13 months and the ring came unexpectedly.
3 months in a new city trying to get accustomed to everything. Just right before the new year, we met at a house party where we got paired to play a game after which you asked me to marry you.
5 months later i was so glad the universe found a way to make me happy. You always wanted to be there, you’ll drive 2 hours to me by 2am when a deal goes wrong just for a snuggle and nothing more. You’d tell me how amazing everyday with me was, wake me up, say a prayer with me and cuddle me back to sleep. You never cook anything but when the flu came hard i overheard you asking your sister about a recipe. We had our songs (Duro by Teckno), our work out routine and i didn’t believe how compatible we became in a short while or so i thought. You made me fall hard for you and i loved every bit of it.

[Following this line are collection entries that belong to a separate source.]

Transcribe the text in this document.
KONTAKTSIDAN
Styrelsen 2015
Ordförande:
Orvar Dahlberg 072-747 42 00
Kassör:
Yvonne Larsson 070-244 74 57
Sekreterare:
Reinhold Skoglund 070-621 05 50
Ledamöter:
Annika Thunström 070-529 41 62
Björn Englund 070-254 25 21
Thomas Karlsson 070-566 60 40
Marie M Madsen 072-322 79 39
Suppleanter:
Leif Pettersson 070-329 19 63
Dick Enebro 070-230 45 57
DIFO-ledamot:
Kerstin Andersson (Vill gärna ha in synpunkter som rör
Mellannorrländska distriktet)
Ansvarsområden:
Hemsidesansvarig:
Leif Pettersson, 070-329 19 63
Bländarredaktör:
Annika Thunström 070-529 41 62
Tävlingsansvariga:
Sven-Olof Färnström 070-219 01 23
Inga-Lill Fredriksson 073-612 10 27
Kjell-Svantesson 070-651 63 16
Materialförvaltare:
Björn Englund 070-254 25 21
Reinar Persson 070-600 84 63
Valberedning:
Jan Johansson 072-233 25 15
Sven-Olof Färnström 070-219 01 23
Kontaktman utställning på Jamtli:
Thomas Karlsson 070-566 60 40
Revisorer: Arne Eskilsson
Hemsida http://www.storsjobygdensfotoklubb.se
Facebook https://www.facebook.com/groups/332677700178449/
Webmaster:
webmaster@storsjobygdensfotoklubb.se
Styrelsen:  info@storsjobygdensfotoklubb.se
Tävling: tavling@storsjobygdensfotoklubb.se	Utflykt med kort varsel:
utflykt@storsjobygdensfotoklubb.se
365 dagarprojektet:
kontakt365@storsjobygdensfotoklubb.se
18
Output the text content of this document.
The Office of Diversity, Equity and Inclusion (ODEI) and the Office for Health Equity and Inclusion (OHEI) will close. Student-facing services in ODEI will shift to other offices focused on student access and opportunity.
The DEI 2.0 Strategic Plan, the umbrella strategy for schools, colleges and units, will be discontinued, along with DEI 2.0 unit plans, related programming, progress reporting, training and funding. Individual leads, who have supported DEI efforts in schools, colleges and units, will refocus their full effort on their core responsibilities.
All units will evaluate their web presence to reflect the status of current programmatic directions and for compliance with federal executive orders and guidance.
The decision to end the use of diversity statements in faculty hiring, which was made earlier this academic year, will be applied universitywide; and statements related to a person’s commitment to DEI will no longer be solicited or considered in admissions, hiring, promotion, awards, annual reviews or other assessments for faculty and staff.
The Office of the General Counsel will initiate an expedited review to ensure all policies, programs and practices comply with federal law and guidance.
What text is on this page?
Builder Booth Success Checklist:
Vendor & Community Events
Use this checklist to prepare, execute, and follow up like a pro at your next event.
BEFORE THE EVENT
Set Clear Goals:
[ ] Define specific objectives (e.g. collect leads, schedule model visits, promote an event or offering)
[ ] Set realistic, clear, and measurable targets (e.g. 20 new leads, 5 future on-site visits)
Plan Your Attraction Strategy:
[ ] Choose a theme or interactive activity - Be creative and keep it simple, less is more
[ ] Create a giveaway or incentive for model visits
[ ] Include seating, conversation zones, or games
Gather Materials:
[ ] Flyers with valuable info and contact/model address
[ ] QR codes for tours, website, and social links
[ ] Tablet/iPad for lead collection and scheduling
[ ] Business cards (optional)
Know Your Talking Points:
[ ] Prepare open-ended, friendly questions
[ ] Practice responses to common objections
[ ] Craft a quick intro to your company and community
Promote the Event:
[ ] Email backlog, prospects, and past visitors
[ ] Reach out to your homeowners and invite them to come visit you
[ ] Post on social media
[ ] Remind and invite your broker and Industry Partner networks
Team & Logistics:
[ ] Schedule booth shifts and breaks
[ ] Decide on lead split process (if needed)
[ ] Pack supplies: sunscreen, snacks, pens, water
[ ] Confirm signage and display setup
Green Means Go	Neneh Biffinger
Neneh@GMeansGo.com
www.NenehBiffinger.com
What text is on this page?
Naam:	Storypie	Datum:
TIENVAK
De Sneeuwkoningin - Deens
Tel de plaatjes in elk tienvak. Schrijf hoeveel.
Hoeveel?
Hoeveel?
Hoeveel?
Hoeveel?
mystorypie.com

10 months and just like fine wine we got better with each passing day. You opened up more about work, extended family and the crazy things about you that should have made me take a walk but that made me stay because i thought i was seeing how hard you were working on becoming the man you thought i deserved. You talked about rings, wedding ideas and how much you loved children but i never saw it as signs that you were going to pop the question. Graduate school started and i had to move 3 hours away which you hated. You’ll plead with me on many occasions to move in with you and drive to campus but i always shoved it off. You’ll need me some days and won’t be able to reach me and the demon began to show its face. The bullying, the threats, the accusations, the unnecessary anger which comes with hurtful words for baseless things like i can’t come this weekend because i have to finish up a project that is due on Tuesday and then the apology and surprise weekend hotel breaks.
12 months, you said you’ll work on it and blamed me for being far away from you. I’ll look at you and all i’ll see is a proud someone who is carrying a burden and needs to love himself better. You told me how i’ve been there through the worse insults you’ve thrown at me and how i’m God sent, i let those words get to me and all i see when you say them is how much you adored me. That fateful evening in the car, the ring came. it was beautiful and all i could think about is how i can’t wait to spend the rest of my life with someone who loves me and can’t practically breath without me. Getting into the office, I showed my colleague and she said to me ‘marriage is forever, i don’t expect him to be perfect but if you can’t live with what you currently see, you will not last in it’ and this was the best advise i ever got.
13 months came quickly, and i began to think about all the things i couldn’t live with and tried to change in you. The bullying, the days of being sad, the sleepless nights i spent trying to get you to talk to me, the insults, the anxiety, the authoritative language and it dawned on me that i’m in a toxic relationship and i have been emotional abused without putting a name to it just because i was blinded by your toxicity thinking you adored me a lot. You refused to collect the ring, you asked me to get out of your car and drove off. I mailed the ring back to you and the last message you sent to me was if anything happens to you, i am to blame.
I am learning to walk in the Holy spirit and speak with him first before i carry out any action and my life has happened to be alot better. You’re always in my prayers babe, but i said no to the ring because i realised i hadn’t put Jesus first and i had to go back to the drawing board and learn to walk with him first.